Les solutions RH qui sont développées pour les terminaux mobiles sont celles qui impliquent directement la vie quotidienne du salarié, comme la gestion du temps, des congés ou des frais professionnels. Apparaissent aussi des applications de reporting ou des comptes rendus d’entretiens annuels. Mais ce sont surtout les réseaux sociaux et les solutions de recrutement qui font aujourd’hui l’objet de toutes les attentions : « La plupart des grandes organisations mettent en place des réseaux sociaux et, peu à peu, les déclinent pour les smartphones. C’est un moyen de dialogue asynchrone très efficace. Le salarié n’est pas obligé d’être à son poste de travail pour répondre », souligne David Guillocheau, directeur associé au sein du cabinet de conseil RH Talentys.

Quant aux solutions de recrutement, elles restent encore essentiellement tournées vers l’interne, et rares sont les entreprises à avoir développé une solution grand public pour smartphones et tablettes. Exception notable, « EDF recrute », qui propose une application (sur iPhone et iPad) permettant de visualiser les annonces du groupe, de postuler et même d’envoyer des offres à des amis.

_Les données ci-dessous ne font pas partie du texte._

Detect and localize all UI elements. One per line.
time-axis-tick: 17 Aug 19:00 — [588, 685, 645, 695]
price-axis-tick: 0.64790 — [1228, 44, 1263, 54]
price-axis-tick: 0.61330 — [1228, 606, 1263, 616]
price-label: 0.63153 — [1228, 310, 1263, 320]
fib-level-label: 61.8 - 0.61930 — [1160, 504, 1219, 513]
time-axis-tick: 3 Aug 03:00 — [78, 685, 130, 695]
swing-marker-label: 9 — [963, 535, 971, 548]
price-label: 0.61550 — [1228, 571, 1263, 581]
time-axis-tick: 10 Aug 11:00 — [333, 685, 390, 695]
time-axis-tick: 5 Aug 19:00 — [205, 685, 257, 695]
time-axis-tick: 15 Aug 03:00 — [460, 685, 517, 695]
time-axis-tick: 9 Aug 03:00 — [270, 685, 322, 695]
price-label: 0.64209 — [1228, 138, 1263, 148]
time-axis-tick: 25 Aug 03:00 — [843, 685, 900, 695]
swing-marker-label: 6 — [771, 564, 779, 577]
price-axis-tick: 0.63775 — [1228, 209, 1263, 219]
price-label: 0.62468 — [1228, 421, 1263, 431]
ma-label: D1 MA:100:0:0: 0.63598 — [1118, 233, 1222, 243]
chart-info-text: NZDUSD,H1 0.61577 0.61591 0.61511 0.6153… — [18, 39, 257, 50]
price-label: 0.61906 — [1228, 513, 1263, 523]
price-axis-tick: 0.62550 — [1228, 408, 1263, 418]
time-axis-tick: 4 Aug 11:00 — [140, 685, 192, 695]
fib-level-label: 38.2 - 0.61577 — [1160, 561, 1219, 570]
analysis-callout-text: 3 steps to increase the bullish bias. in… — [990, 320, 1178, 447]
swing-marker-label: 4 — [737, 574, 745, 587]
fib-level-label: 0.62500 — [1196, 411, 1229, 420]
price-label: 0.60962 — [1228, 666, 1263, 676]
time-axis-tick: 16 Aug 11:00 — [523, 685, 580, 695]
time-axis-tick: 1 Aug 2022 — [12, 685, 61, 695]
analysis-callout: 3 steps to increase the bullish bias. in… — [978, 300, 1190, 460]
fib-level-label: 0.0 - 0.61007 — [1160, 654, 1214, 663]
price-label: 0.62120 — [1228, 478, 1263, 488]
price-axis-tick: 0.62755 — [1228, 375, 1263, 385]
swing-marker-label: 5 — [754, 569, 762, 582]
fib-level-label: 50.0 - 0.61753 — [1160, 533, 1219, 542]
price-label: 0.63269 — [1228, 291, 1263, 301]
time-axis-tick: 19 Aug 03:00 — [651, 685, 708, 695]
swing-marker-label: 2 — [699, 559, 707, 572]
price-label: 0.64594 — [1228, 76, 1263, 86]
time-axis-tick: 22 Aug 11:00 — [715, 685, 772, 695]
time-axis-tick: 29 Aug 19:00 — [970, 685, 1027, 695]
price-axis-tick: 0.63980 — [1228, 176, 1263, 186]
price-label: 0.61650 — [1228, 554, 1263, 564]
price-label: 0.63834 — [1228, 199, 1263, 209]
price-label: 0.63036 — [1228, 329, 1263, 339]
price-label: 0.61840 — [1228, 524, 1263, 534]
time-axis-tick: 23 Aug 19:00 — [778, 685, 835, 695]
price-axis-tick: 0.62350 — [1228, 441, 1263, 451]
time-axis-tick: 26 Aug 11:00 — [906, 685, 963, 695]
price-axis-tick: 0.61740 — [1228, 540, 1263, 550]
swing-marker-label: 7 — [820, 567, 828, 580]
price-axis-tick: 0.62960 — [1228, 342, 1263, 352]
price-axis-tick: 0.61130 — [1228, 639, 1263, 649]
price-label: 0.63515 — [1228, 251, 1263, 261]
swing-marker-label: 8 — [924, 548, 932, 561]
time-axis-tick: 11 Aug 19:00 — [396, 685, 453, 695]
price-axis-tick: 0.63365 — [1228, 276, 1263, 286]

Un fil à la patte pour le collaborateur. Bien sûr, pour les DRH, s’appuyer sur de tels équipements dans la gestion de leur activité peut poser des problèmes sociaux puisque le collaborateur se retrouve avec un véritable fil à la patte, relié en permanence à l’entreprise par son outil mobile. Si, pour éviter les abus, certaines directions n’ont pas hésité à interdire à leurs salariés d’envoyer des e-mails professionnels la nuit ou de se connecter au système d’information de l’entreprise pendant le week-end, les craintes ne sont pas toujours partagées : « Les réactions face aux applications RH sur mobile en tant que lien permanent avec l’entreprise sont mitigées. Il n’y a pas vraiment de frein de la part des collaborateurs. Ce sont plutôt les DRH qui hésitent », explique Vincent Noyet, responsable marketing chez Bodet Software. « Il faut accompagner les collaborateurs, car on ne peut pas déployer ce type de solution sans conduite du changement. Mais le DRH non convaincu n’acceptera pas de tels outils car ce sont des solutions qui ont un impact sur l’organisation de l’entreprise », renchérit André Demollière, d’ADP France.

Une question de compatibilité. Outre l’enjeu social, la mobilité est aussi un défi technologique pour l’entreprise. Il est d’abord nécessaire de disposer d’applications qui sont paramétrées spécifiquement pour les terminaux mobiles. Par ailleurs, sauf si le parc de l’entreprise est totalement homogène – tout le monde disposant de la même marque de smartphone –, la solution devra être compatible avec plusieurs terminaux. C’est-à-dire au moins deux smartphones (iPhone, Android, BlackBerry et/ou tablette). Un choix qui ne peut donc être fait qu’en collaboration avec la direction informatique. Enfin, comme le rappelle Hélène Mouiche, « autoriser l’accès au SIRH via un terminal mobile, c’est favoriser l’ouverture à des données qui sont stratégiques pour l’entreprise.

Or beaucoup d’entre elles ne sont pas encore prêtes à sauter le pas ».

Mais ne voir dans la mobilité technologique qu’un casse-tête organisationnel et technique serait réducteur et incomplet. Car si l’utilisation des outils peut entraîner des abus, elle est aussi un accélérateur de communication et un formidable moyen de décloisonner l’entreprise : « Ce genre de solutions présente de gros avantages. Elles accélèrent la fluidité de l’information, permettent des gains de productivité et une réduction des délais », commente Hélène Mouiche. Sans compter la valorisation de l’image de l’entreprise, qui apparaît moderne et innovante aux yeux des candidats à l’embauche comme aux yeux des clients.